Friday, June 25 -- Humbug. That was the general sentiment of Santa Monica's business community Thursday night after glimpsing an unprecedented living wage proposal for tourist-related businesses.

The proposal by Santa Monicans Allied for Responsible Tourism (SMART) would impose a $10.69 minimum wage on businesses with more than 50 employees in the city's coastal zone, which runs from the ocean to Fourth Street north of Pico Blvd. and to Lincoln Blvd. south of Pico.

If the proposal goes to the city council and gains approval, it would be the nation's first local living wage law.

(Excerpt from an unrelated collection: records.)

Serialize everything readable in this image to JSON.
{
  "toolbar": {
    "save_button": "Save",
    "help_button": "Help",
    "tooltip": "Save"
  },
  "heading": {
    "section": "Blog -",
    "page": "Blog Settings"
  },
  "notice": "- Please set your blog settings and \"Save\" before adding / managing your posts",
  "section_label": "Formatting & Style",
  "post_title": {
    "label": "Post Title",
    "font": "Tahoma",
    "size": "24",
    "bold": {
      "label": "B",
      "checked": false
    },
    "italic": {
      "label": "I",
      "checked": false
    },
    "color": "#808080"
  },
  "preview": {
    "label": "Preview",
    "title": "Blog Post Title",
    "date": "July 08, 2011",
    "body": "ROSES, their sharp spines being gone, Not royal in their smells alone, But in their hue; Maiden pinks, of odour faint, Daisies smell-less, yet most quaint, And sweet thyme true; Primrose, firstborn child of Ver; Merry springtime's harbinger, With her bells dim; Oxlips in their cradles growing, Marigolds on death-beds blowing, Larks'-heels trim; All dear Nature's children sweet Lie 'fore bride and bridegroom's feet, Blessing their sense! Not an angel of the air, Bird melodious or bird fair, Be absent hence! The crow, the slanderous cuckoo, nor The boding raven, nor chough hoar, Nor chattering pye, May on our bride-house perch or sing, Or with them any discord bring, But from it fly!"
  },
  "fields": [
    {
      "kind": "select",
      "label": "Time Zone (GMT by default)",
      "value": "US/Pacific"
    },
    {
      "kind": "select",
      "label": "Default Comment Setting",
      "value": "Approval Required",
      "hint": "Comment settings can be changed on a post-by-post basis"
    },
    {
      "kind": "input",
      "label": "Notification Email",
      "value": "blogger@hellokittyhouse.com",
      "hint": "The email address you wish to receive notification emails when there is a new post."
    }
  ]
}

"This thing is discriminating as hell," said Bayside District chair Herb Katz, after the board that oversees the downtown area was briefed on the proposal. "You can ruin a lot of businesses by doing it."

"I have a real problem that people on one side would be affected and those on the other side won't," said board member John Warfel.

The proposed measure is targeted at "large corporations that can afford to pay higher wages," said Liz Barr, an organizer for SMART, who made the presentation.

"There is a subculture within the tourism industry living in poverty," Barr said. "Forty percent still have to go to food banks."

Bayside officials, however, warned that the proposal would not only target the large hotels, but it would hurt independent-owned businesses with roots in the city.

"We couldn't be competitive," said Bayside board member Ruth Elwell, whose pub and restaurant Ye Olde Kings Head has more than 50 employees. "I think it would jeopardize our business in this town."

Bayside District board members also fear the proposal could jeopardize the Promenade's restaurants, which are already being nudged out by retail stores that can better afford the bustling strip's high rents.

"It's counter productive," said Bayside director Kathleen Rawson. "We lose the restaurants on the street, we lose the ambiance, tourism goes down, nobody has a job. Businesses are very, very concerned."

Some business leaders view the measure as the local Hotel Workers and Restaurant Workers Union's way of garnering higher wages and benefits they have failed to win through organizing.

"This really is a union issue," Warfel said. "If the union is strong enough and organizes well, that's where the battle's to be fought. To use the back door to pass a union wage is blatantly hypocritical and unfair."

The proposal - which also includes clauses to give residents first crack at jobs and protect workers from retaliation by management - "is absolutely a work in progress," Barr said.

"It has to be done in increments," she said, referring to targeting the coastal zone instead of seeking a citywide ordinance. "We didn't want to do something and have this noble defeat. If we lose, we don't help anyone."